Friday, July 24, 2020

25. Non-violence

E.D. Mondainé, president of the Portland, Ore., branch of the NAACP, wrote in the New York Times this week: “What is happening in Portland is the fuse of a great, racist backlash that the Trump administration is baiting us to light.”

Mondainé is worried that the white protestors—even the “wall of moms”—are focusing attention on whites, taking public attention away from Black Lives Matter, and providing it to Trumps’ law and order agenda.

The coverage of Congressman John Lewis’s death and lifework strikes an entirely different note. I tear up when I see the old film of Lewis taking hits to the head at the bridge in Selma, or when he’s  tearfully accepting a National Book Award for a graphic autobiography as he explains that the librarian in his Alabama town did not allow Black children to have books.

Some from that time carry the image of Dr.

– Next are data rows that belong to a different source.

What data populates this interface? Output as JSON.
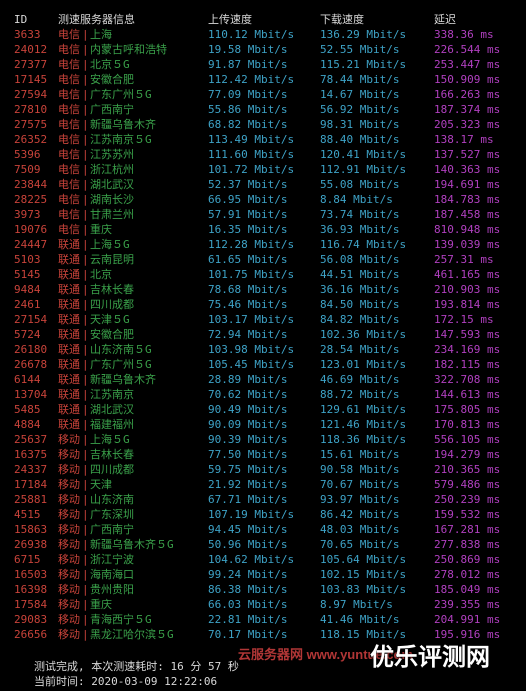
{
  "header": {
    "id": "ID",
    "node": "测速服务器信息",
    "upload": "上传速度",
    "download": "下载速度",
    "latency": "延迟"
  },
  "rows": [
    {
      "id": "3633",
      "isp": "电信",
      "sep": "|",
      "node": "上海",
      "up": "110.12 Mbit/s",
      "down": "136.29 Mbit/s",
      "lat": "338.36 ms"
    },
    {
      "id": "24012",
      "isp": "电信",
      "sep": "|",
      "node": "内蒙古呼和浩特",
      "up": "19.58 Mbit/s",
      "down": "52.55 Mbit/s",
      "lat": "226.544 ms"
    },
    {
      "id": "27377",
      "isp": "电信",
      "sep": "|",
      "node": "北京５G",
      "up": "91.87 Mbit/s",
      "down": "115.21 Mbit/s",
      "lat": "253.447 ms"
    },
    {
      "id": "17145",
      "isp": "电信",
      "sep": "|",
      "node": "安徽合肥",
      "up": "112.42 Mbit/s",
      "down": "78.44 Mbit/s",
      "lat": "150.909 ms"
    },
    {
      "id": "27594",
      "isp": "电信",
      "sep": "|",
      "node": "广东广州５G",
      "up": "77.09 Mbit/s",
      "down": "14.67 Mbit/s",
      "lat": "166.263 ms"
    },
    {
      "id": "27810",
      "isp": "电信",
      "sep": "|",
      "node": "广西南宁",
      "up": "55.86 Mbit/s",
      "down": "56.92 Mbit/s",
      "lat": "187.374 ms"
    },
    {
      "id": "27575",
      "isp": "电信",
      "sep": "|",
      "node": "新疆乌鲁木齐",
      "up": "68.82 Mbit/s",
      "down": "98.31 Mbit/s",
      "lat": "205.323 ms"
    },
    {
      "id": "26352",
      "isp": "电信",
      "sep": "|",
      "node": "江苏南京５G",
      "up": "113.49 Mbit/s",
      "down": "88.40 Mbit/s",
      "lat": "138.17 ms"
    },
    {
      "id": "5396",
      "isp": "电信",
      "sep": "|",
      "node": "江苏苏州",
      "up": "111.60 Mbit/s",
      "down": "120.41 Mbit/s",
      "lat": "137.527 ms"
    },
    {
      "id": "7509",
      "isp": "电信",
      "sep": "|",
      "node": "浙江杭州",
      "up": "101.72 Mbit/s",
      "down": "112.91 Mbit/s",
      "lat": "140.363 ms"
    },
    {
      "id": "23844",
      "isp": "电信",
      "sep": "|",
      "node": "湖北武汉",
      "up": "52.37 Mbit/s",
      "down": "55.08 Mbit/s",
      "lat": "194.691 ms"
    },
    {
      "id": "28225",
      "isp": "电信",
      "sep": "|",
      "node": "湖南长沙",
      "up": "66.95 Mbit/s",
      "down": "8.84 Mbit/s",
      "lat": "184.783 ms"
    },
    {
      "id": "3973",
      "isp": "电信",
      "sep": "|",
      "node": "甘肃兰州",
      "up": "57.91 Mbit/s",
      "down": "73.74 Mbit/s",
      "lat": "187.458 ms"
    },
    {
      "id": "19076",
      "isp": "电信",
      "sep": "|",
      "node": "重庆",
      "up": "16.35 Mbit/s",
      "down": "36.93 Mbit/s",
      "lat": "810.948 ms"
    },
    {
      "id": "24447",
      "isp": "联通",
      "sep": "|",
      "node": "上海５G",
      "up": "112.28 Mbit/s",
      "down": "116.74 Mbit/s",
      "lat": "139.039 ms"
    },
    {
      "id": "5103",
      "isp": "联通",
      "sep": "|",
      "node": "云南昆明",
      "up": "61.65 Mbit/s",
      "down": "56.08 Mbit/s",
      "lat": "257.31 ms"
    },
    {
      "id": "5145",
      "isp": "联通",
      "sep": "|",
      "node": "北京",
      "up": "101.75 Mbit/s",
      "down": "44.51 Mbit/s",
      "lat": "461.165 ms"
    },
    {
      "id": "9484",
      "isp": "联通",
      "sep": "|",
      "node": "吉林长春",
      "up": "78.68 Mbit/s",
      "down": "36.16 Mbit/s",
      "lat": "210.903 ms"
    },
    {
      "id": "2461",
      "isp": "联通",
      "sep": "|",
      "node": "四川成都",
      "up": "75.46 Mbit/s",
      "down": "84.50 Mbit/s",
      "lat": "193.814 ms"
    },
    {
      "id": "27154",
      "isp": "联通",
      "sep": "|",
      "node": "天津５G",
      "up": "103.17 Mbit/s",
      "down": "84.82 Mbit/s",
      "lat": "172.15 ms"
    },
    {
      "id": "5724",
      "isp": "联通",
      "sep": "|",
      "node": "安徽合肥",
      "up": "72.94 Mbit/s",
      "down": "102.36 Mbit/s",
      "lat": "147.593 ms"
    },
    {
      "id": "26180",
      "isp": "联通",
      "sep": "|",
      "node": "山东济南５G",
      "up": "103.98 Mbit/s",
      "down": "28.54 Mbit/s",
      "lat": "234.169 ms"
    },
    {
      "id": "26678",
      "isp": "联通",
      "sep": "|",
      "node": "广东广州５G",
      "up": "105.45 Mbit/s",
      "down": "123.01 Mbit/s",
      "lat": "182.115 ms"
    },
    {
      "id": "6144",
      "isp": "联通",
      "sep": "|",
      "node": "新疆乌鲁木齐",
      "up": "28.89 Mbit/s",
      "down": "46.69 Mbit/s",
      "lat": "322.708 ms"
    },
    {
      "id": "13704",
      "isp": "联通",
      "sep": "|",
      "node": "江苏南京",
      "up": "70.62 Mbit/s",
      "down": "88.72 Mbit/s",
      "lat": "144.613 ms"
    },
    {
      "id": "5485",
      "isp": "联通",
      "sep": "|",
      "node": "湖北武汉",
      "up": "90.49 Mbit/s",
      "down": "129.61 Mbit/s",
      "lat": "175.805 ms"
    },
    {
      "id": "4884",
      "isp": "联通",
      "sep": "|",
      "node": "福建福州",
      "up": "90.09 Mbit/s",
      "down": "121.46 Mbit/s",
      "lat": "170.813 ms"
    },
    {
      "id": "25637",
      "isp": "移动",
      "sep": "|",
      "node": "上海５G",
      "up": "90.39 Mbit/s",
      "down": "118.36 Mbit/s",
      "lat": "556.105 ms"
    },
    {
      "id": "16375",
      "isp": "移动",
      "sep": "|",
      "node": "吉林长春",
      "up": "77.50 Mbit/s",
      "down": "15.61 Mbit/s",
      "lat": "194.279 ms"
    },
    {
      "id": "24337",
      "isp": "移动",
      "sep": "|",
      "node": "四川成都",
      "up": "59.75 Mbit/s",
      "down": "90.58 Mbit/s",
      "lat": "210.365 ms"
    },
    {
      "id": "17184",
      "isp": "移动",
      "sep": "|",
      "node": "天津",
      "up": "21.92 Mbit/s",
      "down": "70.67 Mbit/s",
      "lat": "579.486 ms"
    },
    {
      "id": "25881",
      "isp": "移动",
      "sep": "|",
      "node": "山东济南",
      "up": "67.71 Mbit/s",
      "down": "93.97 Mbit/s",
      "lat": "250.239 ms"
    },
    {
      "id": "4515",
      "isp": "移动",
      "sep": "|",
      "node": "广东深圳",
      "up": "107.19 Mbit/s",
      "down": "86.42 Mbit/s",
      "lat": "159.532 ms"
    },
    {
      "id": "15863",
      "isp": "移动",
      "sep": "|",
      "node": "广西南宁",
      "up": "94.45 Mbit/s",
      "down": "48.03 Mbit/s",
      "lat": "167.281 ms"
    },
    {
      "id": "26938",
      "isp": "移动",
      "sep": "|",
      "node": "新疆乌鲁木齐５G",
      "up": "50.96 Mbit/s",
      "down": "70.65 Mbit/s",
      "lat": "277.838 ms"
    },
    {
      "id": "6715",
      "isp": "移动",
      "sep": "|",
      "node": "浙江宁波",
      "up": "104.62 Mbit/s",
      "down": "105.64 Mbit/s",
      "lat": "250.869 ms"
    },
    {
      "id": "16503",
      "isp": "移动",
      "sep": "|",
      "node": "海南海口",
      "up": "99.24 Mbit/s",
      "down": "102.15 Mbit/s",
      "lat": "278.012 ms"
    },
    {
      "id": "16398",
      "isp": "移动",
      "sep": "|",
      "node": "贵州贵阳",
      "up": "86.38 Mbit/s",
      "down": "103.83 Mbit/s",
      "lat": "185.049 ms"
    },
    {
      "id": "17584",
      "isp": "移动",
      "sep": "|",
      "node": "重庆",
      "up": "66.03 Mbit/s",
      "down": "8.97 Mbit/s",
      "lat": "239.355 ms"
    },
    {
      "id": "29083",
      "isp": "移动",
      "sep": "|",
      "node": "青海西宁５G",
      "up": "22.81 Mbit/s",
      "down": "41.46 Mbit/s",
      "lat": "204.991 ms"
    },
    {
      "id": "26656",
      "isp": "移动",
      "sep": "|",
      "node": "黑龙江哈尔滨５G",
      "up": "70.17 Mbit/s",
      "down": "118.15 Mbit/s",
      "lat": "195.916 ms"
    }
  ],
  "footer": {
    "done": "测试完成, 本次测速耗时: 16 分 57 秒",
    "time": "当前时间: 2020-03-09 12:22:06"
  },
  "watermarks": {
    "left": "云服务器网 www.yuntue.com",
    "right": "优乐评测网"
  },
  "colors": {
    "background": "#000000",
    "id": "#c8433a",
    "isp": "#c8433a",
    "node": "#3aa14a",
    "speed": "#3ea3c7",
    "latency": "#b140c0",
    "text": "#d9d9d9"
  }
}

King’s “I Have a Dream” speech. I carry the image of Joan Baez, then 22 years old, leading that same huge, non-violent 1963 crowd in “We Shall Overcome.” Baez captured my young heart with her voice and non-violent stands for Civil Rights and against the Vietnam War.

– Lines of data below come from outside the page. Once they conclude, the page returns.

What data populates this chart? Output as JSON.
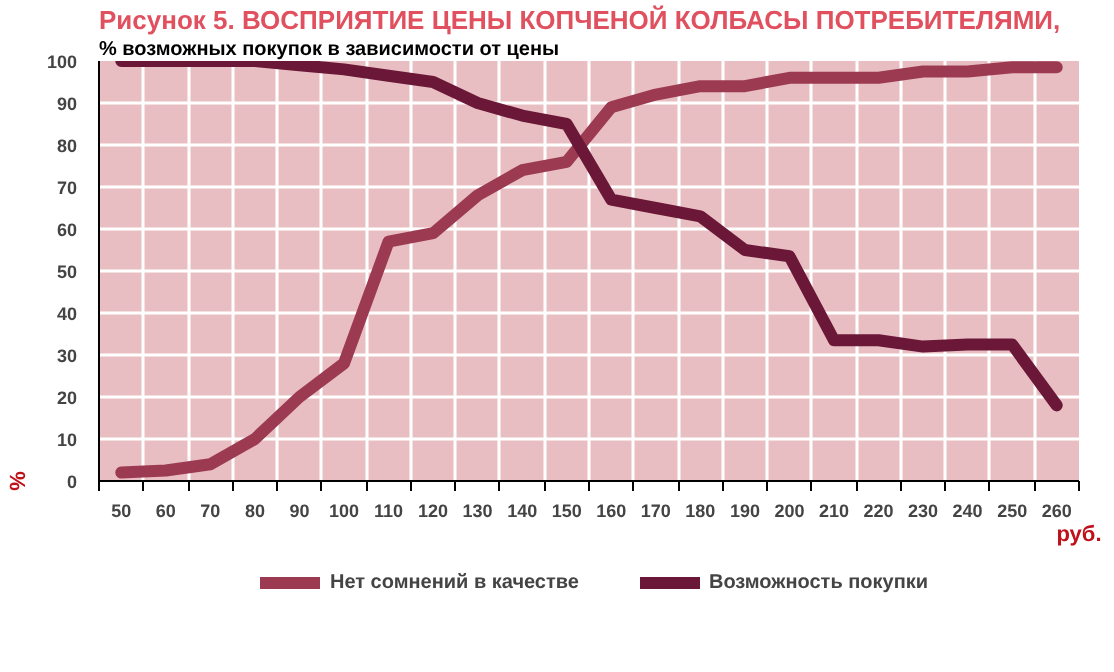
{
  "chart_data": {
    "type": "line",
    "title": "Рисунок 5. ВОСПРИЯТИЕ ЦЕНЫ КОПЧЕНОЙ КОЛБАСЫ ПОТРЕБИТЕЛЯМИ,",
    "subtitle": "% возможных покупок в зависимости от цены",
    "xlabel": "руб.",
    "ylabel": "%",
    "categories": [
      "50",
      "60",
      "70",
      "80",
      "90",
      "100",
      "110",
      "120",
      "130",
      "140",
      "150",
      "160",
      "170",
      "180",
      "190",
      "200",
      "210",
      "220",
      "230",
      "240",
      "250",
      "260"
    ],
    "series": [
      {
        "name": "Нет сомнений в качестве",
        "color": "#9c3a52",
        "values": [
          2,
          2.5,
          4,
          10,
          20,
          28,
          57,
          59,
          68,
          74,
          76,
          89,
          92,
          94,
          94,
          96,
          96,
          96,
          97.5,
          97.5,
          98.5,
          98.5
        ]
      },
      {
        "name": "Возможность покупки",
        "color": "#6b1738",
        "values": [
          100,
          100,
          100,
          100,
          99,
          98,
          96.5,
          95,
          90,
          87,
          85,
          67,
          65,
          63,
          55,
          53.5,
          33.5,
          33.5,
          32,
          32.5,
          32.5,
          18
        ]
      }
    ],
    "ylim": [
      0,
      100
    ],
    "yticks": [
      0,
      10,
      20,
      30,
      40,
      50,
      60,
      70,
      80,
      90,
      100
    ],
    "grid": true,
    "legend": "bottom",
    "line_style": "solid",
    "marker": "none"
  }
}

In 1968, weeks before King was killed, as Washington D.C. was readying for the Poor People’s Campaign, I went to a workshop on non-violence put on by the Quakers. “No jewelry: earrings and ears can be ripped, fingers broken; hunker in a fetal position with head covered if they come to pick you up or beat on you.”

I don’t know when I’ve ever felt stronger.

And I hunger now for a new John Lewis, a Joan Baez, Jessie Jackson, Ralph Abernathy, an MLK to remind us to cut the angry outbursts of violence and keep our “eyes on the prize”—the health, welfare, and fair treatment of all people, based on the “content of their character,” and not the “color of their skin.”